Katy Perry has won an appeal in her ongoing lawsuit regarding her 2013 song, "Dark Horse," when a judge overturned a copyright infringement verdict that was originally given last year. In July 2019, a jury found that Perry's song was guilty of copyright infringement due to an eight-note musical segment from the track, which the jury determined to be from Christian rapper Flame's 2009 song "Joyful Noise."
On Wednesday, March 18, the ruling was overturned after an October 2019 appeal by filed by Katy Perry, Lukasz "Dr. Luke" Gottwald, and Capitol Records. In addition, the $2.8 million jury judgement that had been awarded to Flame in damages was wiped out. Entertainment Tonight reports that California Federal Judge Christina A. Snyder ruled that the jury's ruling was not supported by the evidence in the case. "A relatively common 8-note combination of unprotected elements that happens to be played in a timbre common to a particular genre of music cannot be so original as to warrant copyright protection," Snyder wrote in her judicial opinion. Flame will be able to appeal Snyder's new ruling to the 9th Circuit Court.
"Dark Horse" appears on Perry's album Prism and was written by the singer, Gottwald, Jordan Houston, Max Martin, Sarah Theresa Hudson and Henry Walter. Flame, real name Marcus Gray, first sued Perry several years ago, arguing that the central eight-note beat of "Dark Horse" copies his own from "Joyful Noise." In response, Perry's legal team argued that the beat in question was not unique to Gray's song.

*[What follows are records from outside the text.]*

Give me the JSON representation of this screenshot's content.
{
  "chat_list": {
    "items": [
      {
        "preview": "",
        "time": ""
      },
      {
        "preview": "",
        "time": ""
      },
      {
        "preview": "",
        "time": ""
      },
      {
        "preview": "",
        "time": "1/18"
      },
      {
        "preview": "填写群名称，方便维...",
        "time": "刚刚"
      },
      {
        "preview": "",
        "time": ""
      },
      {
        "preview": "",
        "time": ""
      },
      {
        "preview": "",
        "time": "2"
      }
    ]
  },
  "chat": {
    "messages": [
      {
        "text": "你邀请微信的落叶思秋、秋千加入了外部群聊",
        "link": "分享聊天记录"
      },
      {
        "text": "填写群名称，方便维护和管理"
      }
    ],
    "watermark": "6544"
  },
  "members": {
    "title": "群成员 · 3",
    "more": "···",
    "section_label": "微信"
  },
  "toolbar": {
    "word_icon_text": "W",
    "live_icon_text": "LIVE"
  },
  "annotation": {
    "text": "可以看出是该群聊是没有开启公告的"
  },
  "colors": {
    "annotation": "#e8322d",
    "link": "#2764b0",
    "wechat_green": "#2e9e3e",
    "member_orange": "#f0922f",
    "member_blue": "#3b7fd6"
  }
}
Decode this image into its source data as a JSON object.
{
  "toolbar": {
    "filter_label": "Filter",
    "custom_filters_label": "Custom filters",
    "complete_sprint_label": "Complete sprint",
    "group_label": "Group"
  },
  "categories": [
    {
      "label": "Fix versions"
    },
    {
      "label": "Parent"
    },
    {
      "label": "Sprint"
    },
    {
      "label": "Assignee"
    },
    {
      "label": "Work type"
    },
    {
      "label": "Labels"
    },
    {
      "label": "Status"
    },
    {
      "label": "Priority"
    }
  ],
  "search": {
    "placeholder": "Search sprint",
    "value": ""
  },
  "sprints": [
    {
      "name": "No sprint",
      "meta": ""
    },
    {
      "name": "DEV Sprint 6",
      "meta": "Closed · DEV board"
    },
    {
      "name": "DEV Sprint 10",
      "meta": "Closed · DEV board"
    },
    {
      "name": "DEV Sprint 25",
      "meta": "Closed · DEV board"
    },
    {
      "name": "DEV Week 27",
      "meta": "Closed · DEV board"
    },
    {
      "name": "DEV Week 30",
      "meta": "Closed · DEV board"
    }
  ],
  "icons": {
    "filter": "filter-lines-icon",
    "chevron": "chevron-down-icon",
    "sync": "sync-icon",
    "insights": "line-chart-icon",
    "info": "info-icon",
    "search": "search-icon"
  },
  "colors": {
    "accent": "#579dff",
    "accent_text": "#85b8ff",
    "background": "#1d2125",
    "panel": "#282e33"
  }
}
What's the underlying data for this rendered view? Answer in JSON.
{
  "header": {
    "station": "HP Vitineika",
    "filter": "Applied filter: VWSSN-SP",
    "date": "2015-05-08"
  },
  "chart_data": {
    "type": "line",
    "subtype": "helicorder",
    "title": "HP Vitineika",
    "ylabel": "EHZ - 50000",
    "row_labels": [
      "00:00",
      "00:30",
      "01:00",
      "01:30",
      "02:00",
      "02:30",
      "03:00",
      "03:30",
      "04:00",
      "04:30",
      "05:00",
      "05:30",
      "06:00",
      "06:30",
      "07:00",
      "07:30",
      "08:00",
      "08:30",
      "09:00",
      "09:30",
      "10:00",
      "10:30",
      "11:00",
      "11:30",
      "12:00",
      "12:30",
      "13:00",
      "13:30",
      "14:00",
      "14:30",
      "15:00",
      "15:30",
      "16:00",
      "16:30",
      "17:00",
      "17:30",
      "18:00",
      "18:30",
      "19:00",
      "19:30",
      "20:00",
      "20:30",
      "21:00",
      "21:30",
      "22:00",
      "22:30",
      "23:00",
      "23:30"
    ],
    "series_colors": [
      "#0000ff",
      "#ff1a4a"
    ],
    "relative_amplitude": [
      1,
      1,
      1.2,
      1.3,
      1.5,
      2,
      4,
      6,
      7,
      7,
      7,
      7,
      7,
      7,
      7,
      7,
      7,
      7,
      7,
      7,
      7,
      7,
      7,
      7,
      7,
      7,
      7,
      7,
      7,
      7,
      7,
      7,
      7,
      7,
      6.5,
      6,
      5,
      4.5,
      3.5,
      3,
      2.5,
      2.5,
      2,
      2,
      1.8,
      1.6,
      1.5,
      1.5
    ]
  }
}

Perry and her co-writers, including Gottwald, testified that none of them had heard of the song or Gray before the suit and did not listen to Christian music. Gray's attorneys argued that the song was streamed millions of times on Spotify and YouTube in addition to receiving a Grammy nomination and claimed that it would have been easy for Perry or her collaborators to have heard it.
"There is no infringement. There was no access or substantial similarity. The only thing in common is unprotectable expression — evenly spaced 'C' and 'B' notes — repeated. People including musicologists from all over are expressing their dismay over this," attorney Christine Lepera said in a statement to ET last year. "We will continue to fight at all appropriate levels to rectify the injustice."0comments
On Aug. 1, Perry, her collaborators, and her record label were ordered to pay Gray $2.78 million in damages. Perry was ordered to pay $550,000 herself, with Capitol Records to provide the majority of the payment to Gray and is co-writers. The payment amount was determined after Gray's attorneys argued that the song netted tens of millions of dollars, while Perry's attorneys argued that it cost millions of dollars to make and market the track, which went to No. 1 on the Billboard Hot 100.